Saturation of surgical field model with CO2

The delivery of Carbon Dioxide gas from the TEMED Gas Diffuser. The CO2 can be seen as it is being filmed using a FLIR GF343 Optical Gas Imaging Camera. The camera is able to detect CO2­ owing to having a spectral range that is 4.2 – 4.4 µm. CO2 absorbs infrared radiation at 4.3 µm.

In the first image the CO2 is not being delivered. You can see a CO2 sensor and a TEMED Gas Diffuser.

CO2 flow has been initiated. CO2 is not visible to the naked eye. The camera is able to show it due to the spectral range in which the camera operates.

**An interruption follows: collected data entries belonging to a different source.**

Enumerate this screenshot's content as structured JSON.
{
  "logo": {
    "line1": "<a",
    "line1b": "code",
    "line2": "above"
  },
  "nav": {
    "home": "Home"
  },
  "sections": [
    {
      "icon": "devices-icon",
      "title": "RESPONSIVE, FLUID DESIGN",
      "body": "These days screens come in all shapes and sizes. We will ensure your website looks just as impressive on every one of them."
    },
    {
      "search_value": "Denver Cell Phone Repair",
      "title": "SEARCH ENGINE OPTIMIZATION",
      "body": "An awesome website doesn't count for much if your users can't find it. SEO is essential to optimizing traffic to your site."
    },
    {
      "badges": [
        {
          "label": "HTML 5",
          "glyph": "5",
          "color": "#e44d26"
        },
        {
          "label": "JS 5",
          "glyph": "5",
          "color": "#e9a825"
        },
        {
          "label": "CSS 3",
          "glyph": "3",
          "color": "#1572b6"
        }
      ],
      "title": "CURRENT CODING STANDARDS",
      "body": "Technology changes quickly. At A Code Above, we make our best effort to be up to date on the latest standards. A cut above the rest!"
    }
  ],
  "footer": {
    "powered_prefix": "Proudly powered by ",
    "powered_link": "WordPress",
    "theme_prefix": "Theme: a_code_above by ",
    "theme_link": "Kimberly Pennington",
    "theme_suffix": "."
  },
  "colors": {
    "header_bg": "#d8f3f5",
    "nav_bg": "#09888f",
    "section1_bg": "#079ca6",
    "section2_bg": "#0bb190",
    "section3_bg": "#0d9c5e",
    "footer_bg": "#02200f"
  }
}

One should view these images and have in mind the simple candle films which show how if carbon dioxide is delivered gently in a diffuse way one can create a stable CO2 atmosphere.

You can see from the candle films that not all methods of CO2 delivery can achieve a stable CO2 atmosphere.

As the concentration of CO2 increases the line containing the CO2 sensor becomes more difficult to see; as does the TEMED Gas Diffuser which is delivering the CO2.

You can see from these images why it is difficult to create a stable 100 percent CO2 atmosphere if you use something like an open ended tube which will deliver the CO2 as a jet.

In the final image it is almost impossible to see the TEMED Gas Diffuser as there is a 100 percent CO2 atmosphere.

Below is a film showing in a practical way what happens when two different CO2 delivery methods are used.

We will leave it up to you to determine which method of delivery is more effective.

Using a CheckMate3 Gas Analyser one is able to test the atmosphere in the model. The CO2 was first tested at source and gave a reading of 98 percent. Therefore when the model reached 98 percent this was extrapolated as meaning the model had reached a 100 percent CO2 atmosphere.